I. Повторение непройденного

I. Повторение непройденного

Саму идею статьи, возникшую вместе с названием, можно пытаться датировать 1970 или 1971 годом, когда родилась беспримерная повесть «Николай Николаевич». Именно, скорее родилась, чем была написана.

Хотя она была написана на отличной мелованной бумаге, отличными чернилами, отличным пером, которое мы в детстве называли «вечной ручкой», чуть ли не неведомо откуда заведшимся «паркером». Записывавший, которого в ту пору трудно было назвать автором, скорее хозяином или даже владельцем рукописи, любил, чтобы перо скользило особенно плавно, поэтому всегда бывал особенно щепетилен насчет канцтоваров. Записано было практически без помарок, крупным красивым почерком сталинской начальной школы, почерком, неповрежденным последующим писанием конспектов.
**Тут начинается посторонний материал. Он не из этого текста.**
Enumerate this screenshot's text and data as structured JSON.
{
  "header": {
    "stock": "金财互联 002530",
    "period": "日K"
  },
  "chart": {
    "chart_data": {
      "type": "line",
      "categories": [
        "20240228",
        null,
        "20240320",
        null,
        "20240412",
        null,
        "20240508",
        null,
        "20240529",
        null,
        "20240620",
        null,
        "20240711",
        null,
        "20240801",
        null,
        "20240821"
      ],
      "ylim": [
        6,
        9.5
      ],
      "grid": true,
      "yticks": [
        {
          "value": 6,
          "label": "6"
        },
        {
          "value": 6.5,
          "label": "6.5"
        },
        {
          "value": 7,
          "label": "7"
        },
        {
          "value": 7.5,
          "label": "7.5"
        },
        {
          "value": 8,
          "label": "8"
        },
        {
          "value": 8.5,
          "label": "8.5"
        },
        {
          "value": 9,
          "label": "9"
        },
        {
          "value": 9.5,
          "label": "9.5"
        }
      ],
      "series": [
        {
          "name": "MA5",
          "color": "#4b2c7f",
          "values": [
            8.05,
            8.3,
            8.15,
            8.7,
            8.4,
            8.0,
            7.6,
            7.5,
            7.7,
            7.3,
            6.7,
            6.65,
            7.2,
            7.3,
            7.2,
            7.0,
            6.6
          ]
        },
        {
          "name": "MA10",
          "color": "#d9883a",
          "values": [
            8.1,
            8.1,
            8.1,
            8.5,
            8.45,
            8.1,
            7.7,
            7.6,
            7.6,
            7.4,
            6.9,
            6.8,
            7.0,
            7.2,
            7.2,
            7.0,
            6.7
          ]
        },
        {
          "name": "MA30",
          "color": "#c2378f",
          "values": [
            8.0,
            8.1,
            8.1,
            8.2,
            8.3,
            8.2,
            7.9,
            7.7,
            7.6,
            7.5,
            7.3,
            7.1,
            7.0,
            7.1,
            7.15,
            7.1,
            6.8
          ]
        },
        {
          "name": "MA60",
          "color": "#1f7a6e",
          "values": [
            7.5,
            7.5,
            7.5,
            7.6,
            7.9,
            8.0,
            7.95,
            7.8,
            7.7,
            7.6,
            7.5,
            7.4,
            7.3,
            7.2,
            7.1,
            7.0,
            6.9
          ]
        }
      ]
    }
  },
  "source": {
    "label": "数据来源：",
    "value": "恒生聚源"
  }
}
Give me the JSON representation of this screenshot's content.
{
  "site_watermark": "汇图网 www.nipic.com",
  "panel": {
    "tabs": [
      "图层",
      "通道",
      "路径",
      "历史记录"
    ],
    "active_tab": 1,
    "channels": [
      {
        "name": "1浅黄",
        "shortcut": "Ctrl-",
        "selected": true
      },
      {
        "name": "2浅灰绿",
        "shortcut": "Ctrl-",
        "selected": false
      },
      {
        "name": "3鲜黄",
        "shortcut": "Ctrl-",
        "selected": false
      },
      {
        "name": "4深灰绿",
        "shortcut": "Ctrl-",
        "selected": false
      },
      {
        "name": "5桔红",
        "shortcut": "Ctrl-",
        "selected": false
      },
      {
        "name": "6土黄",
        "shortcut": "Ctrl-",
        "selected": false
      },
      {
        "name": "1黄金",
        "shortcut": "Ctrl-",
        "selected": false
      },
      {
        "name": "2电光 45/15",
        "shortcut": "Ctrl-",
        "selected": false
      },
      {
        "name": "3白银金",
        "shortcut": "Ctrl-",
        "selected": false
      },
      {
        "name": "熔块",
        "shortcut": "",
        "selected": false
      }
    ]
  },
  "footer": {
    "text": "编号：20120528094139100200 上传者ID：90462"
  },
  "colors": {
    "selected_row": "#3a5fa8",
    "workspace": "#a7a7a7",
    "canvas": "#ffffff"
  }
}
Бумага была толстая, почерк крупный – в рукописном виде рукопись выглядела солидно, в машинописном же, самиздатовском виде – сжалась, скукожилась, поблекла до размеров рассказа в журнальном самотеке.

Имя автора на титульном листе не значилось.

Тому может быть целый ряд объяснений, существенным из которых является одно: за подобное авторство можно было получить срок.

Повесть не предназначалась для печати, однако изначально не только потому, что и напечатана быть не могла. Она как бы и не для того была написана. Она была написана с восторгом и удовольствием, то есть для себя, для собственного самочувствия и, в некотором смысле, самоутверждения, то есть для двух-трех прежде всего друзей, которым труд сей был посвящен.

Так что даже если бы в тот год не был разгромлен «Новый мир», а была провозглашена наша гласность, повесть все равно, а может, и тем более, была не для печати. Потому что была она и не столько против власти, сколько против печати. Это придется впоследствии разъяснить.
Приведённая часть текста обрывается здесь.